Может быть, она с таким предательством никогда не сталкивалась. Только что были верными друзьями, рассказывали друг другу биографии, ели мороженое, смеялись и на тебе!
И тут я увидел, что на Наташку движется какая-то гигантская собака. Не собака, а буйвол! Я догнал ее и сказал:
— Спокойно. Я здесь.
Она радостно схватила меня за руку, прижалась и ответила:
— А я с тобой, Боря, даже собак не боюсь.
Вот здорово! Значит, она не обиделась. Действительно, чего на меня обижаться? Подумаешь, что-то не так сказал. Важно, что сделал.
— Портфель забыл! — крикнул Сашка.
Я вернулся и побежал за портфелем. Когда я подбежал, он расшнуровывал мяч. Я ждал, что он мне еще скажет, а он нахально выпустил воздух из камеры мне в лицо и сказал:
— Воспитатель! — взял портфель и удалился.
— Да ты не волнуйся, — жалким голосом крикнул я ему вслед, — мы их обыграем!
Он не откликнулся.
— Спасибо за портфель, — не сдавался я.
Вот что меня губит, так это жалость, и то, что я эмоциональный человек: не раздумывая совершаю разные поступки. Мне бы сейчас надо было перетерпеть, не бросаться Наташке на помощь, а я не выдержал.
А ведь мне Сашка дороже, чем она. У нас одна жизнь, одни идеалы. Нам вместе жить да жить. А эта пигалица уже стояла опять около меня.

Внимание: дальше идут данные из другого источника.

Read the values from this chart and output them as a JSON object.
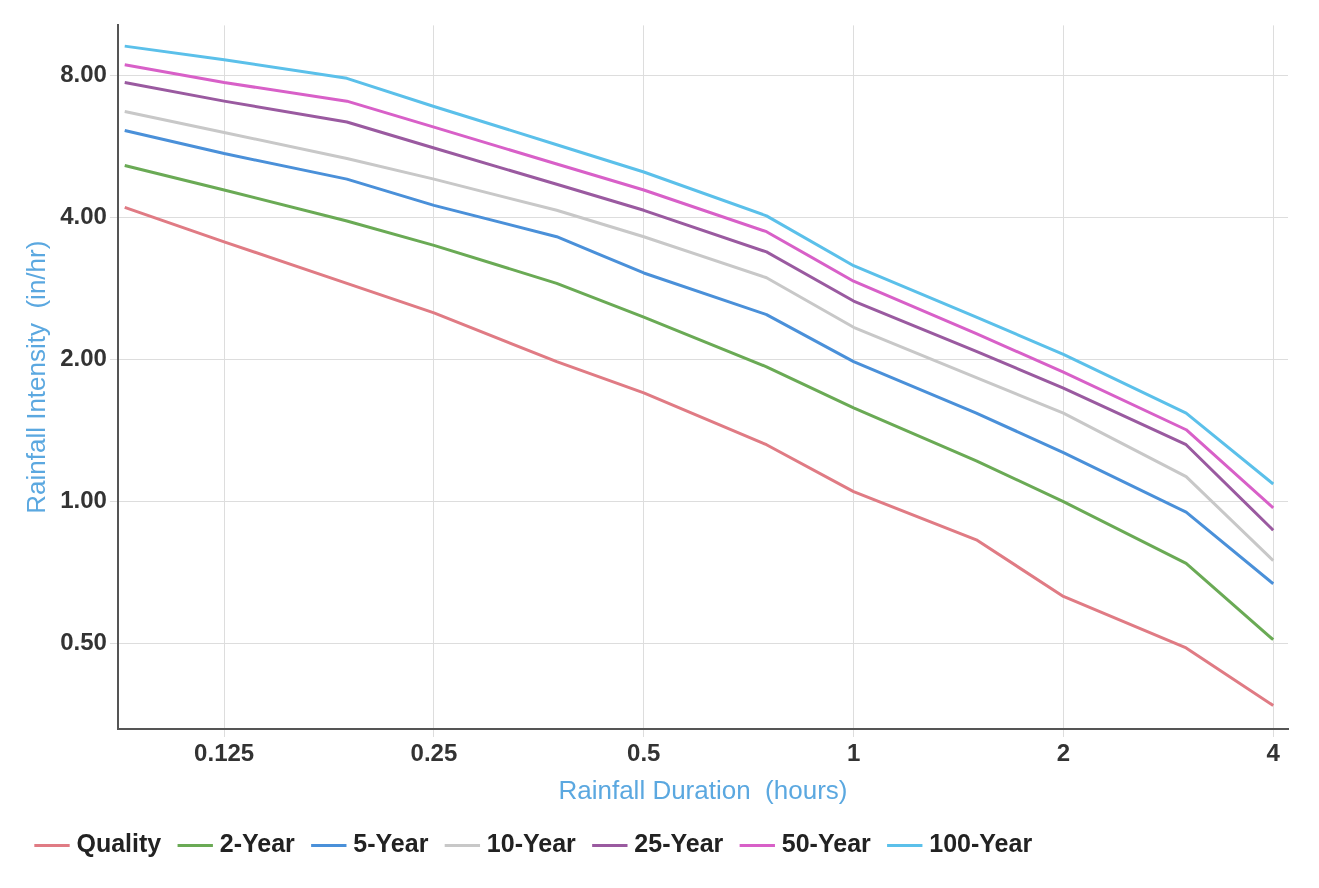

Треснуть ее, что ли, по макушке, чтобы отделаться раз и навсегда? Я поднял руку для щелчка, но снова натолкнулся на ее доверчивые, прямодушные глаза и, вместо того чтобы ударить, обнял за плечи.
В этот день я прибежал в школу раньше обычного. В портфеле у меня лежало заявление о том, что я ухожу в отставку с высокого поста вожатого, поскольку это мешает моей личной жизни.
И действительно, эти первоклассники одолели меня окончательно. Они мне не дают ни вздохнуть, ни охнуть. Вчера, например, притащился Толя. Лицо серьезное, глаза жалостные. А мы в классе были вдвоем с Сашкой. Сидели на парте и тихо обсуждали проблему Насти.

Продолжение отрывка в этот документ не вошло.